Светлый фон

Алексей судорожно сглотнул, словно пытался проглотить ком, застрявший в горле. Он чувствовал, что на глаза ему наворачиваются слезы, и эти слова утешения еще больше провоцировали их. Сейчас Ермакову больше всего на свете хотелось побыть одному. Раны не болели настолько сильно, как болело в груди, а в госпитале не было таких лекарств, которые могли унять боль потери.

— Разрешите удалиться, товарищ верховный главнокомандующий? — еле слышно спросил Алексей, не желая, чтобы его видели в таком состоянии. Александр был прав: если Ермаков-старший был настолько сильным, что не побоялся увести за собой «костяных», то он, Алексей, должен быть достоин носить его фамилию. Он должен быть мужчиной, а не сопливым щенком.

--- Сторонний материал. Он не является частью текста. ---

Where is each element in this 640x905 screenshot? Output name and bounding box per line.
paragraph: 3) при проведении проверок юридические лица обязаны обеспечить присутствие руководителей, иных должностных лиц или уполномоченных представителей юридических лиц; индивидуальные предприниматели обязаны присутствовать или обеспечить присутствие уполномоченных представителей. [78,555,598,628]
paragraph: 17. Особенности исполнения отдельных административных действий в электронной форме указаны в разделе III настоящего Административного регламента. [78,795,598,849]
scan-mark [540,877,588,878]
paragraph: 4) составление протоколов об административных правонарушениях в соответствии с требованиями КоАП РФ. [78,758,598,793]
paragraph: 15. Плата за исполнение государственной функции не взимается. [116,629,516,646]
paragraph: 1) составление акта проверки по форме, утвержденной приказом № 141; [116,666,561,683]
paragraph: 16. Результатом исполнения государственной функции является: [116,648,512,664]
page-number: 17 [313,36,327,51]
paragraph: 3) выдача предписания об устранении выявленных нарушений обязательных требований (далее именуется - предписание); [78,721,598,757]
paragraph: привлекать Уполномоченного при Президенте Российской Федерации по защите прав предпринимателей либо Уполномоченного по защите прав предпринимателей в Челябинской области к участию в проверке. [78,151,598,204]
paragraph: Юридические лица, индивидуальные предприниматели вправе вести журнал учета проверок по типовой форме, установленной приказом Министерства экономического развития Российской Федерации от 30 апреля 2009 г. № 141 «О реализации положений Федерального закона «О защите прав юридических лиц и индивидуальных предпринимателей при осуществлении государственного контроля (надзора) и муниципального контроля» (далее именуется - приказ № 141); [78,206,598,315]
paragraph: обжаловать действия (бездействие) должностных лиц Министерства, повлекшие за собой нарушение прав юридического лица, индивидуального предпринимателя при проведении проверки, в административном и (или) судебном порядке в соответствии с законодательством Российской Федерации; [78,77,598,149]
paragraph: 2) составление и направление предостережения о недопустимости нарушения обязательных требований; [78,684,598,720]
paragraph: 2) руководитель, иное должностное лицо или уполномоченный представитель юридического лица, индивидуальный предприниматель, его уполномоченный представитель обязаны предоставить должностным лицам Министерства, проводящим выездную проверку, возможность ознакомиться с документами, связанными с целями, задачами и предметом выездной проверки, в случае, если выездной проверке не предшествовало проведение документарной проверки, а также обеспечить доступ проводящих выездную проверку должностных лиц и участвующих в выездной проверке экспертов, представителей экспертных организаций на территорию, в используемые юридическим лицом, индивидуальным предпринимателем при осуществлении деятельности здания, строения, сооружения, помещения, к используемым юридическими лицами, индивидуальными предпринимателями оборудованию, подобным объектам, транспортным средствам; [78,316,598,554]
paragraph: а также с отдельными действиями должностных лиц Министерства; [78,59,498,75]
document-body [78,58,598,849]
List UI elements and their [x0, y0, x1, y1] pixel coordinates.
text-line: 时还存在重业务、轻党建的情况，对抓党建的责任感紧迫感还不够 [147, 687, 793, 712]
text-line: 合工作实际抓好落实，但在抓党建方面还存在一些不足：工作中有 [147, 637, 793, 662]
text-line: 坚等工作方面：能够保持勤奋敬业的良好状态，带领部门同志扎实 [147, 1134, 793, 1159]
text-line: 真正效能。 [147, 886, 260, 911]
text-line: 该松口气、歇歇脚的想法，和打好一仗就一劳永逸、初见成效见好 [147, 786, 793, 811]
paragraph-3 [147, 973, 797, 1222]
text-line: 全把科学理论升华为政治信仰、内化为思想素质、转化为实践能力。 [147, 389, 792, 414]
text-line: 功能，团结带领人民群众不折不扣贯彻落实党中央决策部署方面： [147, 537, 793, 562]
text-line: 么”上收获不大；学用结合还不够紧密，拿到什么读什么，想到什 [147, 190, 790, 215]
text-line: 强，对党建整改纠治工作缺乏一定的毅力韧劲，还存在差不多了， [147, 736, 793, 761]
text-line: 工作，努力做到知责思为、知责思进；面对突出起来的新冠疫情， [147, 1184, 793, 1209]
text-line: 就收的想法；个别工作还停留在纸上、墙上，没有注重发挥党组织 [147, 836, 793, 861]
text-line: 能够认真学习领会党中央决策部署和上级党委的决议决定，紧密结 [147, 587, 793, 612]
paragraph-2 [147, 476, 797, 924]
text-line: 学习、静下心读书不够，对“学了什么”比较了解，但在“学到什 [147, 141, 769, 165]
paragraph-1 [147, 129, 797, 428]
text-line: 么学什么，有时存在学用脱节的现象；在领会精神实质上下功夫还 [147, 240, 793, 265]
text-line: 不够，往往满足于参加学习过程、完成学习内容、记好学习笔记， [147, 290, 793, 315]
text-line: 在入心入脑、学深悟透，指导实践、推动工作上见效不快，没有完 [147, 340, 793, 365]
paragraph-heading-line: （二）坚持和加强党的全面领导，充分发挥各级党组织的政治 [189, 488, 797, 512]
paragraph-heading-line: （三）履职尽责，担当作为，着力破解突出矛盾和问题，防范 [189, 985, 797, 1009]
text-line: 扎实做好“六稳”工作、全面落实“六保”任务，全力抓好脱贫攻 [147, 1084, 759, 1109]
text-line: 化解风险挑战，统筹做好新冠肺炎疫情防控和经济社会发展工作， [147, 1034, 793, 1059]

Волков молча кивнул, с сочувствием глядя на парня. Поведение Ермакова- младшего вызывало у Александра уважение к этому юноше, и в то же время он почувствовал сильную жалость к нему. Алексей был старше его собственного сына всего на пару лет, но война не была милосердна даже к молодым. Волков потерял своего ребенка в самом начале, и ему точно так же приходилось скрывать свое отчаяние.

Алексей молча покинул зал, надеясь, что хоть Лесков не бросится за ним с утешительными речами. Он чувствовал на себе его взгляд, когда приближался к двери, и невольно поймал себя на мысли, что не винит в случившемся этого полукровку. Дима рисковал точно так же, как остальные, и никто не мог обвинить его в трусости. Но кто знает, что было бы, если бы Лесков сдался «процветающим»? Возможно, сейчас Петербург был бы уже свободен. А, может, наоборот, проклятые богачи лишили бы их последнего оружия против «костяных», а затем оставили бы на растерзание этим тварям. Кого нужно было отдавать, так это Фостера. При мысли об Эрике сердце Алексея полыхнуло ненавистью, но, к сожалению, даже она не принесла ожидаемого облегчения.

Когда Алексей покинул зал, Дмитрий не вышел следом. Он прекрасно понимал, что присутствующие в этом зале считают его виноватым в случившемся, однако вряд ли станут это озвучивать. В конце концов, все, кто шел на поверхность, отправлялись туда добровольно, прекрасно осознавая, что назад они могут уже не вернуться. Александр был категорически против этой вылазки. Он вообще сомневался, что одна телепортационная арка может в корне изменить ход войны. Но Лесков верил в это, а с ним поверили и остальные. В какой-то момент Дмитрий дал жителям Петербурга надежду, которой после падения Адмиралтейской у них больше не осталось.

— Ты тоже отправляйся в госпиталь, — устало произнес Волков, взглянув на Лескова. — Никто не винит тебя в произошедшем. Ты тоже рисковал и вряд ли мог что-то сделать.